The ultimate outlier: Citizen Kane, totally sui generis. Note in the two textbooks referenced below the examples of Hollywood montage both come from Kane and both involve newspapers. Kawin (100) focuses on the famous Susan's operatic career sequence with competing newspaper headlines, all bombs except Kane's The Inquirer, which is drinking the home brew. Similarly the Sobchack's focus (122-23) on the justifiably famous compressed aging at the breakfast table sequence, where Kane and his now wife Susan read different newspapers to signify the distance growing between them, something which is physically replicated in the later shots of the montage.

For the latter style: think the classic paranoia fantasies of the 1970s. Reporters become everymen and heroes of the depressed and downtrodden fighting back against implacable invisible foes (The Tri-Lateral Commission, anyone?). Government is absolutely corrupted and life sure ain't what it used to be. A trifecta: All The President's Men, The Parallax View, and Network. As above the last one is part and parcel of the genre while in fact being about a different medium of communication all together. But we're still "Mad as hell" and we're "not gonna take it anymore!"

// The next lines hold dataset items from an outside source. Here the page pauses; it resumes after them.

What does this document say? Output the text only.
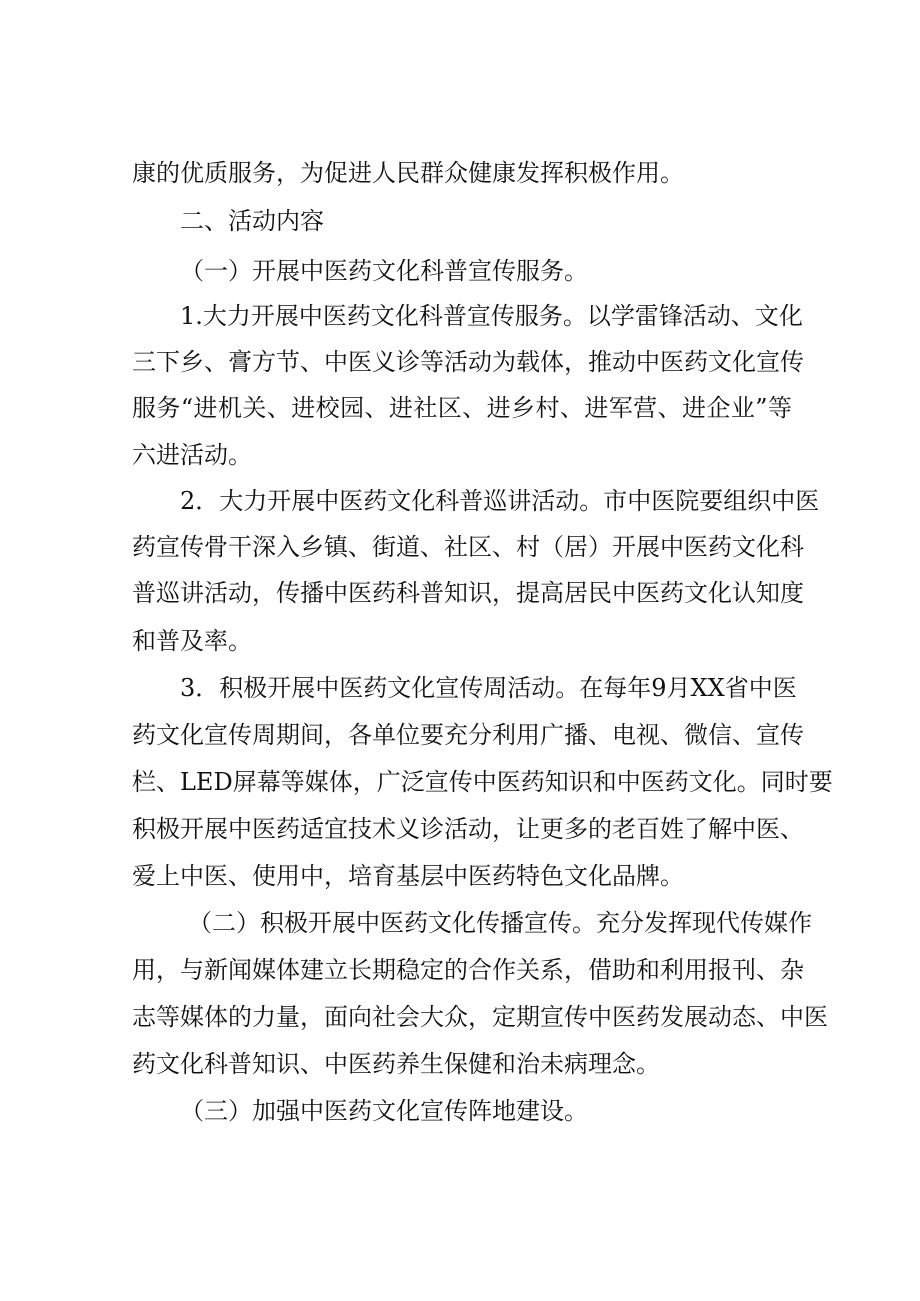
康的优质服务，为促进人民群众健康发挥积极作用。
二、活动内容
（一）开展中医药文化科普宣传服务。
1.大力开展中医药文化科普宣传服务。以学雷锋活动、文化
三下乡、膏方节、中医义诊等活动为载体，推动中医药文化宣传
服务“进机关、进校园、进社区、进乡村、进军营、进企业”等
六进活动。
2．大力开展中医药文化科普巡讲活动。市中医院要组织中医
药宣传骨干深入乡镇、街道、社区、村（居）开展中医药文化科
普巡讲活动，传播中医药科普知识，提高居民中医药文化认知度
和普及率。
3．积极开展中医药文化宣传周活动。在每年9月XX省中医
药文化宣传周期间，各单位要充分利用广播、电视、微信、宣传
栏、LED屏幕等媒体，广泛宣传中医药知识和中医药文化。同时要
积极开展中医药适宜技术义诊活动，让更多的老百姓了解中医、
爱上中医、使用中，培育基层中医药特色文化品牌。
（二）积极开展中医药文化传播宣传。充分发挥现代传媒作
用，与新闻媒体建立长期稳定的合作关系，借助和利用报刊、杂
志等媒体的力量，面向社会大众，定期宣传中医药发展动态、中医
药文化科普知识、中医药养生保健和治未病理念。
（三）加强中医药文化宣传阵地建设。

A Short Chronological List of Good Newspaper Movies Not Already Referenced Above:
How Men Propose (1913)
Platinum Blonde (1931)
The Front Page (1931, 1974)
I Cover The Waterfront (1933)
Foreign Correspondent (1940)
Meet John Doe (1941)
Woman of the Year (1942)
The Big Clock (1948)
Deadline USA (1952)
Teacher's Pet (1958)
Continental Divide (1981)
Absence of Malice (1981)
The Year of Living Dangerously (1982)
The Killing Fields (1984)
Salvador (1986)
Switching Channels (1988)
I Love Trouble (1994)
Welcome to Sarajevo (1997)
Never Been Kissed (1999)


Stanley Cavell, Pursuits of Happiness: The Hollywood Comedy of Remarriage. Harvard Film Studies. Cambridge, MA: Harvard UP, 1981.

Bruce F. Kawin, How Movies Work. Berkeley: U of CA P, 1992.

Richard R. Ness, From Headline Hunter to Superman: A Journalism Filmography. The Scarecrow P, 1997.

Thomas Sobchack and Vivian C. Sobchack, An Introduction to Film. 2nd ed. Boston: Little, Brown & Co., 1987.